FINANCE & ECONOMICS:
• The EY Item Club says the UK economy will not hit last year’s level of output until 2023. Much depends on how long the lockdown lasts and how the consumer behaves when it is taken off.
• Chancellor Rishi Sunak has said there are tough times ahead.
• Michael Gove says the odds were in favour of agreeing a deal with the EU by the end of the year.
• Sterling up vs dollar at $1.2413 but level vs Euro at €1.1468. Oil lower at $19.28. UK 10yr gilt yield up 2bps at 0.31%. World markets higher yesterday. Far East mixed today. UK set to open up a handful of points.

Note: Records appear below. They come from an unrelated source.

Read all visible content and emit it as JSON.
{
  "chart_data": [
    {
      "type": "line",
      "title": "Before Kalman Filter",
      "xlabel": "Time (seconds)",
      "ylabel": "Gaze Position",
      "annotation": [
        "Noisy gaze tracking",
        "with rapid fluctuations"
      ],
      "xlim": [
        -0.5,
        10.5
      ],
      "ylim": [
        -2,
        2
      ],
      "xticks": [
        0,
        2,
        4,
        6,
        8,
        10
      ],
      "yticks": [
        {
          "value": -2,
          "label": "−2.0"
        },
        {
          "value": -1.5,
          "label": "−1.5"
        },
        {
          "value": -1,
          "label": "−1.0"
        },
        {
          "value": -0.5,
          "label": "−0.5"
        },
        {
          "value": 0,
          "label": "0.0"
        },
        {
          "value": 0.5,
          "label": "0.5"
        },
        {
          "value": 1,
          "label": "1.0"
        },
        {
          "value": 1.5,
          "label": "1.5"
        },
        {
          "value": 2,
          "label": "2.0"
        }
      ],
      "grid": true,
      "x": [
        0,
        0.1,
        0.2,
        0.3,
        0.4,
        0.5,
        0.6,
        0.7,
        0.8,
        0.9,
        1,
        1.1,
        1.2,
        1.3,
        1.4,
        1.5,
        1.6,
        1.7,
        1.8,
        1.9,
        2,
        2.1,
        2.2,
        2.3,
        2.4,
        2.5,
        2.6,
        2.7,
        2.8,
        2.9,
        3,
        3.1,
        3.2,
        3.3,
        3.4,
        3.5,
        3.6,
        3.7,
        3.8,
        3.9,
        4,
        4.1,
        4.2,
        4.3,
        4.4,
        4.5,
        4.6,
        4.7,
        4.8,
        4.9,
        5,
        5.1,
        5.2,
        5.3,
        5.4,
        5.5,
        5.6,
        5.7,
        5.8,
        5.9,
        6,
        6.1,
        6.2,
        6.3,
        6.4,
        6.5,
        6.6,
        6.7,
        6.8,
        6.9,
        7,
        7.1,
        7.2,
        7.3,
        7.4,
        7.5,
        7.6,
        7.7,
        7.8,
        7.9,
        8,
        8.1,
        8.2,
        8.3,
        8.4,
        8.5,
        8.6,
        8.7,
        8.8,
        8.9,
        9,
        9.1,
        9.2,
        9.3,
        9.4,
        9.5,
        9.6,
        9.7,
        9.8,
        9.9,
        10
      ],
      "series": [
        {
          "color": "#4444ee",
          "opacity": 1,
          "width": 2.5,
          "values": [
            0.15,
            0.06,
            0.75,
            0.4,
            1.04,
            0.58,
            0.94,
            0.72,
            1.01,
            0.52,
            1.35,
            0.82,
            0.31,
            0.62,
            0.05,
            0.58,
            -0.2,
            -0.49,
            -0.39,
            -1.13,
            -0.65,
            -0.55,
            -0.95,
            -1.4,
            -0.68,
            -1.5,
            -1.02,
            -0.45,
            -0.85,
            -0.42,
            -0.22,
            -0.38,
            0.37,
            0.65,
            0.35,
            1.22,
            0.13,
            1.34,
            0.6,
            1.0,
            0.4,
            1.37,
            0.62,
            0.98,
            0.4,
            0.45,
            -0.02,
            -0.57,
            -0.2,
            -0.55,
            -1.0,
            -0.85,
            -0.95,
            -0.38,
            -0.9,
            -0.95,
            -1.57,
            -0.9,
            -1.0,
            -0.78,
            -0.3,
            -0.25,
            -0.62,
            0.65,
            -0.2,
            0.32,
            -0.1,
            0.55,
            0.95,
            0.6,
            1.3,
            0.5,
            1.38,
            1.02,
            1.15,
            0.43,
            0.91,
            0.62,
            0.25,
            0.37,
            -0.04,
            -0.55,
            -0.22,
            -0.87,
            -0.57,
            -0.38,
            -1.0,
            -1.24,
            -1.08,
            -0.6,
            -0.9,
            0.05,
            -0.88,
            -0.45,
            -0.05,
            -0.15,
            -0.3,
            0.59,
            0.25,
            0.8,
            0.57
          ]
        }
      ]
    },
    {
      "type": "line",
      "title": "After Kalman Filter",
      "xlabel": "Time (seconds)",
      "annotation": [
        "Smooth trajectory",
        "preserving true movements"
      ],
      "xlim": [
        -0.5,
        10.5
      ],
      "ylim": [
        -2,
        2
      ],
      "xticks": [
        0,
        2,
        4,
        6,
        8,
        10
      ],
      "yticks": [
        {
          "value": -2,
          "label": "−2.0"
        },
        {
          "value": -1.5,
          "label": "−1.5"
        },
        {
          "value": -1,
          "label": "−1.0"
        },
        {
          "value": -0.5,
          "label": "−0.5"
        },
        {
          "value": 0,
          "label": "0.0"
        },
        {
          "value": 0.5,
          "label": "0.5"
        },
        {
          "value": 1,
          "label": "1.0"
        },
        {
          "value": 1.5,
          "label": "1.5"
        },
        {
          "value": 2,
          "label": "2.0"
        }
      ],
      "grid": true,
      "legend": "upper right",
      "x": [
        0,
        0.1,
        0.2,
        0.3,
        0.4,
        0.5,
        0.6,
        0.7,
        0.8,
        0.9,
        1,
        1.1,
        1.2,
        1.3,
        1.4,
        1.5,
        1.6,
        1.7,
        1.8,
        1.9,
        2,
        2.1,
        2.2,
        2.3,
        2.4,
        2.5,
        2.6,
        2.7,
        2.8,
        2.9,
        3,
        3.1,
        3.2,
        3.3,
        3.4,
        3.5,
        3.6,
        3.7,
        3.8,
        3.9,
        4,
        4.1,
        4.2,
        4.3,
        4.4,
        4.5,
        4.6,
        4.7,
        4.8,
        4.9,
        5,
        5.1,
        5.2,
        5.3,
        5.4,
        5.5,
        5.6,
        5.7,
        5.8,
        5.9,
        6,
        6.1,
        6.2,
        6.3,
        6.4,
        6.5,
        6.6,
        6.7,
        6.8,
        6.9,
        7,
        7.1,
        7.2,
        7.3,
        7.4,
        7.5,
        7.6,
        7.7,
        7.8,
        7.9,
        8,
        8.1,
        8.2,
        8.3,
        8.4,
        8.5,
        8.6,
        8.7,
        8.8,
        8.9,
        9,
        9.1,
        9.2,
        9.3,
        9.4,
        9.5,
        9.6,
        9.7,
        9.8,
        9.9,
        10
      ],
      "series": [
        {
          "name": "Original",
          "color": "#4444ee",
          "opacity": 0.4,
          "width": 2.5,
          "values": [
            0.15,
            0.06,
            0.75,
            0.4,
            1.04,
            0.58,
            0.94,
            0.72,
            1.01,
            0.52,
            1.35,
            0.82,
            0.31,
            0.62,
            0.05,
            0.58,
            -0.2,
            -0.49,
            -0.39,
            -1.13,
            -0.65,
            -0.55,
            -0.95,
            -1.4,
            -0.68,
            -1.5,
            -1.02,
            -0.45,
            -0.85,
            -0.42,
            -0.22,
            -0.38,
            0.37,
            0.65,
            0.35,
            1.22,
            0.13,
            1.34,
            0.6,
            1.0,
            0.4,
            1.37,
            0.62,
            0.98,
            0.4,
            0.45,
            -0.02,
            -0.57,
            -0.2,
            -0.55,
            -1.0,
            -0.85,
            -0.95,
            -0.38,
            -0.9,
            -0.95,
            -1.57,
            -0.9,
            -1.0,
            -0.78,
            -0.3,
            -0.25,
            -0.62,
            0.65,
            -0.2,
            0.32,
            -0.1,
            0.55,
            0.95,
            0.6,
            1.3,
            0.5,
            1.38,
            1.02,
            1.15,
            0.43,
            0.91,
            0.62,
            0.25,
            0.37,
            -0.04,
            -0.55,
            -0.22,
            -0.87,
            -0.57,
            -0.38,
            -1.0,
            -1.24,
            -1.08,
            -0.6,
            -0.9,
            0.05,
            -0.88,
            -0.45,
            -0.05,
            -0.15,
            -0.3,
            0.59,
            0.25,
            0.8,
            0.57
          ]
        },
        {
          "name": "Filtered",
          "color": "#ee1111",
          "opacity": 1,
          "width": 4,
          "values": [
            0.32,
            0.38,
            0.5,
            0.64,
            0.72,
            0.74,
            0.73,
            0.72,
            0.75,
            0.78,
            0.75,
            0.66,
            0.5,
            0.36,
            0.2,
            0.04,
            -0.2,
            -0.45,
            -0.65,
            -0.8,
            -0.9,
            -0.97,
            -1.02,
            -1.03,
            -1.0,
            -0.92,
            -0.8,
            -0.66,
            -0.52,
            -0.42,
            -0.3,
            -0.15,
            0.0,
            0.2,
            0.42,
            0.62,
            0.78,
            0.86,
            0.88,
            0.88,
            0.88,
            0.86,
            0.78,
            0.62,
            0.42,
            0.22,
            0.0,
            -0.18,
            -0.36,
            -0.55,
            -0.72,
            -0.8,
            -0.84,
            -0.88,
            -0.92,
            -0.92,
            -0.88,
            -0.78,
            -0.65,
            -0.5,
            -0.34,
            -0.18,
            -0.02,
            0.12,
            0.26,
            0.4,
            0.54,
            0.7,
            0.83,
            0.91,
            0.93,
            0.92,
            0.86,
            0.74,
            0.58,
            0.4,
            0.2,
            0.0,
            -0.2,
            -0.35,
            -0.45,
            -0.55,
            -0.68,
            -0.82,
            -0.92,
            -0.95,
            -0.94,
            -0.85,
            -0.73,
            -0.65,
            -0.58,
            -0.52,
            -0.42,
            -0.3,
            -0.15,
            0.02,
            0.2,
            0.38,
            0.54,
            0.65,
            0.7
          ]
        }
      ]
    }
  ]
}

START THE DAY WITH A SONG:
The song has been furloughed. See you on the other side.
RETAIL WITH NICK BUBB:
• Today’s News: There is plenty of Retail company news out this morning. Games Workshop has issued an update, to flag that it is about to re-start both Trade sales and Online sales, but that the recent closures will knock y/e May pre-tax profit from £81m last year to only £70m. Marks & Spencer has issued an update, to flag that it has enough liquidity to get through the crisis, but that it is planning for “materially subdued trading for the balance of 2020 in Clothing & Home” and notes that “Food trading has been adversely affected by lockdown due to the closure of cafes and slowdown in travel and some city centre locations”. Ocado has announced that it will be making a trading update on May 6th. Travis Perkins (Wickes) AGM/Q1 update flags that the Retail business saw decent 4.5% LFL sales growth in Q1, despite the weak end to March, but the group was nearly 4% down LFL overall
• News Flow This Week: The latest monthly Kantar/Nielsen grocery sales figures (for the 4/12 weeks to April 18th/19th) are out at 8am today. Tomorrow brings the much-awaited Next Q1 update, as well as the Dixons Carphone pre-close update, the Shoe Zone AGM and an analyst’s briefing by the John Lewis Partnership. Thursday brings the Sainsbury finals, plus the Apple Q2 and the Amazon Q1 in the US in the evening. Then the Covent Garden landlord, Capital & Counties, has its AGM on Friday, May 1st.